She'd raised five children by herself, and Liz Norden was ready for the empty nest.
Two of her daughters, 24 and 26, still lived with her, but they were barely home and busy with their own lives, so Norden, 51, talkative and cheery, was beginning to have days and nights to do what she liked: spend time with friends, play poker, maybe just relax.
But then a bomb tore through the Boston Marathon, sending torrents of shrapnel through a crowd. Norden's phone rang that day, and she heard her son Paul say, "Ma, I'm hurt real bad."
Paul hovered on the edge of death for days, and the family could not immediately locate another son, J.P., who had just one pint of blood left in his body when he arrived at a hospital. Both brothers lost their left legs: J.P. below the knee, Paul above the knee.
It's obvious that the lives of many of the Boston Marathon bombing victims have been changed forever. J.P. and Paul, both fit men in their 30s, were roofers, and will probably look for a new line of work. What's less obvious is how entire families have been damaged.
Authorities say 264 people were injured in the bombings, and 16 lost limbs. That translates to hundreds, perhaps thousands, of family members and friends whose lives, too, were changed dramatically on April 15. For some caregivers, the changes were temporary, perhaps until a victim completed rehab.
For others, like the Nordens, the challenges continue.
Norden recently moved from a third-story apartment to a ground-floor, three-bedroom unit to accommodate J.P. and Paul, who live with her for the time being. She sleeps on the couch because her youngest daughter is still living with her for now, plus she wants to be able to hear her sons if they call out in the night, which they often do.
Norden, who is separated from her husband and cleans houses for a living, takes her sons to medical appointments, does their laundry, sits nervously through their surgeries. And, in ways she hasn't in years, worries.
"You're constantly worried — God forbid there's a fire in the middle of the night and they don't have their leg. It's just different now," she said. "Paul has gotten up to go to the bathroom in the middle of the night and fallen, and of course he says he calls me and I don't hear him."
J.P., 34, is still using crutches as he learns to use his prosthetic, so she helps him carry things: his plate of food, his laundry, his iPad. The boys, as she calls them, have urinals in their bedrooms at night as they adjust to the difficulty of getting up and attaching a prosthetic; she empties them daily.
The work never seems to end. But it's what mothers do.
"It's never-ending — it's just completely different. You think it ends at night, but no, he wants a drink, so you have to go get it," she said. "Not that I'm complaining — I'm so thankful they're here with us."
It's not just day-to-day activities that change. Relationships evolve too. The strongest member of a family may now have to ask for help; people who once stayed away from relatives now have to assist, whether they like it or not.

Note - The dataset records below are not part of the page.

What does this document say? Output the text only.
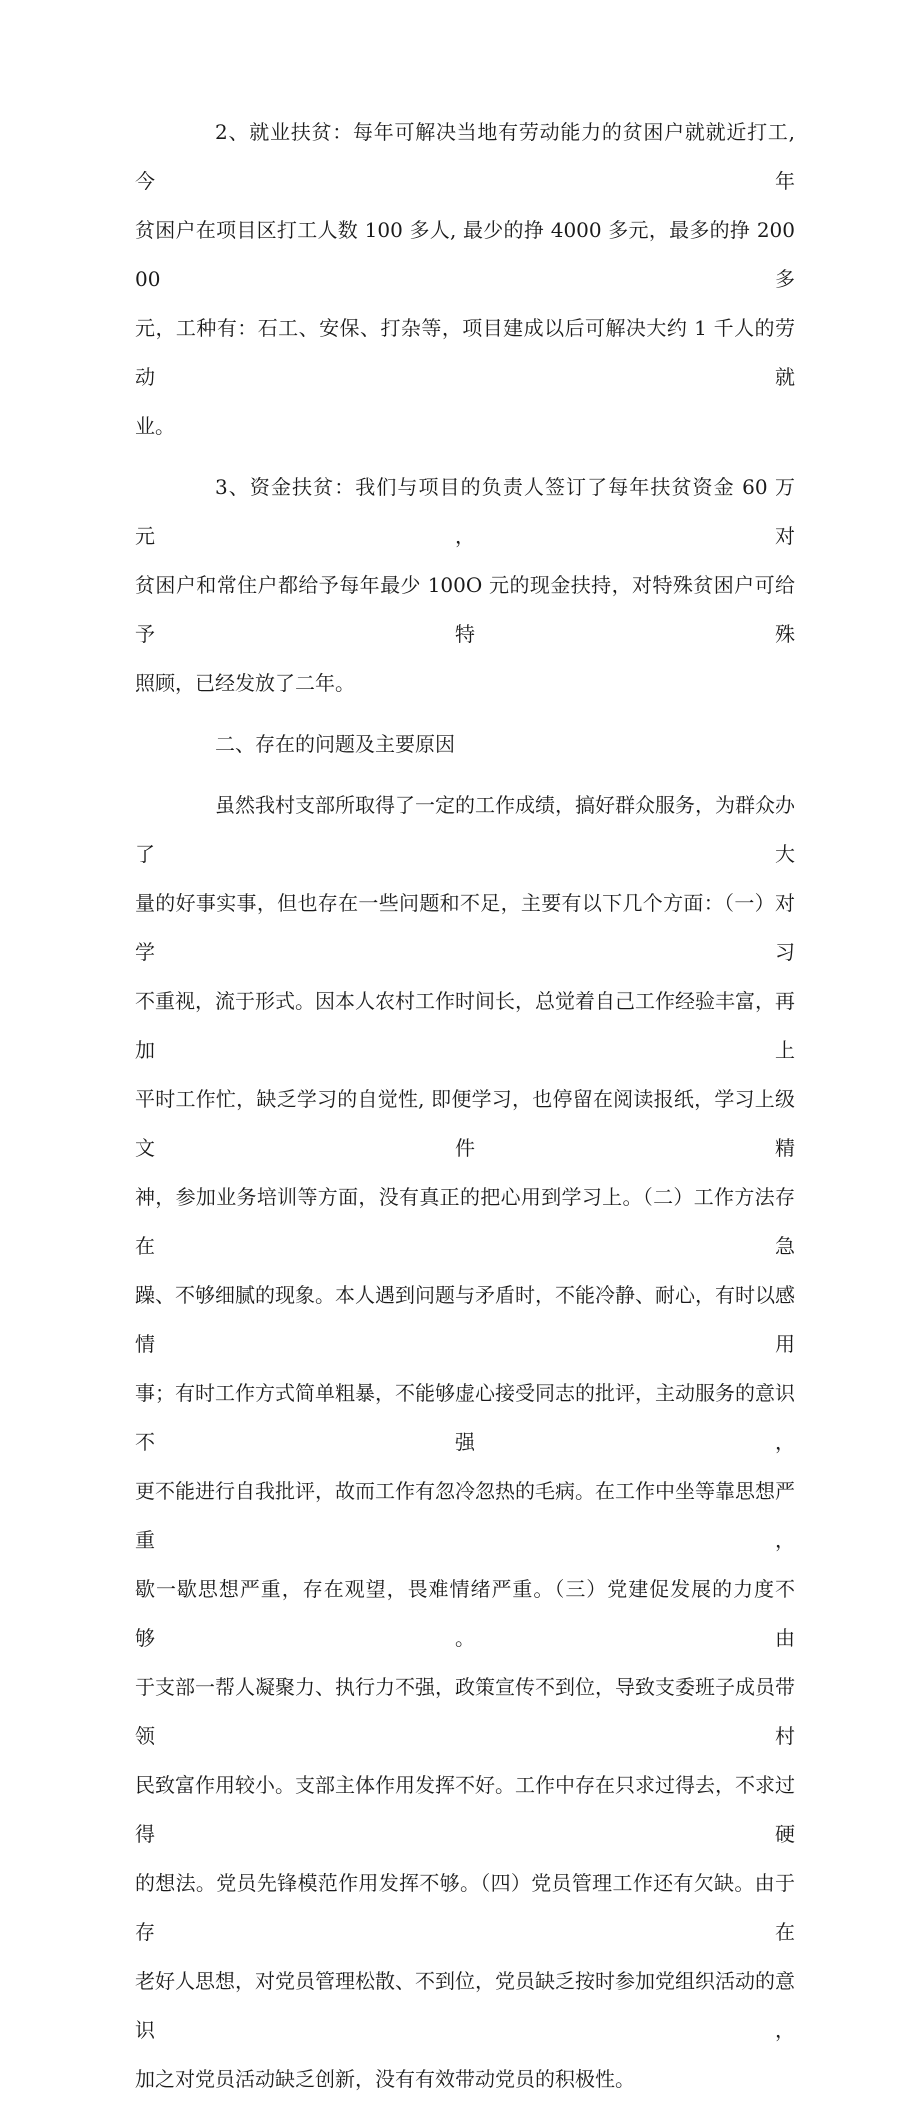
2、就业扶贫：每年可解决当地有劳动能力的贫困户就就近打工, 今年
贫困户在项目区打工人数 100 多人, 最少的挣 4000 多元，最多的挣 20000 多
元，工种有：石工、安保、打杂等，项目建成以后可解决大约 1 千人的劳动就
业。
3、资金扶贫：我们与项目的负责人签订了每年扶贫资金 60 万元，对
贫困户和常住户都给予每年最少 100O 元的现金扶持，对特殊贫困户可给予特殊
照顾，已经发放了二年。

二、存在的问题及主要原因

虽然我村支部所取得了一定的工作成绩，搞好群众服务，为群众办了大
量的好事实事，但也存在一些问题和不足，主要有以下几个方面：（一）对学习
不重视，流于形式。因本人农村工作时间长，总觉着自己工作经验丰富，再加上
平时工作忙，缺乏学习的自觉性, 即便学习，也停留在阅读报纸，学习上级文件精
神，参加业务培训等方面，没有真正的把心用到学习上。（二）工作方法存在急
躁、不够细腻的现象。本人遇到问题与矛盾时，不能冷静、耐心，有时以感情用
事；有时工作方式简单粗暴，不能够虚心接受同志的批评，主动服务的意识不强，
更不能进行自我批评，故而工作有忽冷忽热的毛病。在工作中坐等靠思想严重，
歇一歇思想严重，存在观望，畏难情绪严重。（三）党建促发展的力度不够。由
于支部一帮人凝聚力、执行力不强，政策宣传不到位，导致支委班子成员带领村
民致富作用较小。支部主体作用发挥不好。工作中存在只求过得去，不求过得硬
的想法。党员先锋模范作用发挥不够。（四）党员管理工作还有欠缺。由于存在
老好人思想，对党员管理松散、不到位，党员缺乏按时参加党组织活动的意识，
加之对党员活动缺乏创新，没有有效带动党员的积极性。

"There's a lot of change in the dynamics of family," said Sally Johnson, an outpatient social worker at Spaulding Rehabilitation Hospital in Boston, which worked with many of the marathon victims and their families. "One of the struggles is that there's secondary loss for the family. Their lives are certainly greatly affected as well."
In the Norden family, the four younger children always turned to J.P. for help and advice; as the oldest, born when his mother was 17, he helped raise them all.

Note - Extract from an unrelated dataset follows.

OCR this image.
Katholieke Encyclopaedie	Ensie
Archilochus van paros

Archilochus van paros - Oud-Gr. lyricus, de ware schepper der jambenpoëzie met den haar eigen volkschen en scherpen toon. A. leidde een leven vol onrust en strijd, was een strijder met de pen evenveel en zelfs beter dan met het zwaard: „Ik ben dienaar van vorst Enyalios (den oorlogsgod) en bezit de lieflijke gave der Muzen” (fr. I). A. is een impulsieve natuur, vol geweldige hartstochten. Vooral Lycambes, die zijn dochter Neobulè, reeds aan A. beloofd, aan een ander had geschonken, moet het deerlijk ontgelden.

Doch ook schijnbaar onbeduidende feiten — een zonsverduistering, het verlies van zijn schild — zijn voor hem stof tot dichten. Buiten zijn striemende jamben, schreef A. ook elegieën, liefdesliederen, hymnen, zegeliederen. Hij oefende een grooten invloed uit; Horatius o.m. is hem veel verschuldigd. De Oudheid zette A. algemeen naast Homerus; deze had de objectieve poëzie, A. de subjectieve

"I hate having to ask anybody for anything, whether it be my little brother, my sister, my mother," he said. "My mom doesn't complain — none of them do — but it stinks they have to be around to do all this."
His girlfriend of three years gave up her job as a nanny to help care for him, sometimes bathing him.
Other families of marathon victims also talk about lives altered since the bombing.
Jarrod Clowery, who is good friends with Paul and J.P. Norden and was injured alongside them, although not as severely, says his best friend quit his job to sit by Clowery's hospital bedside — even as the friend was going through a divorce. His sister dropped everything to help care for him, he said. Clowery is also constantly impressed by Liz Norden.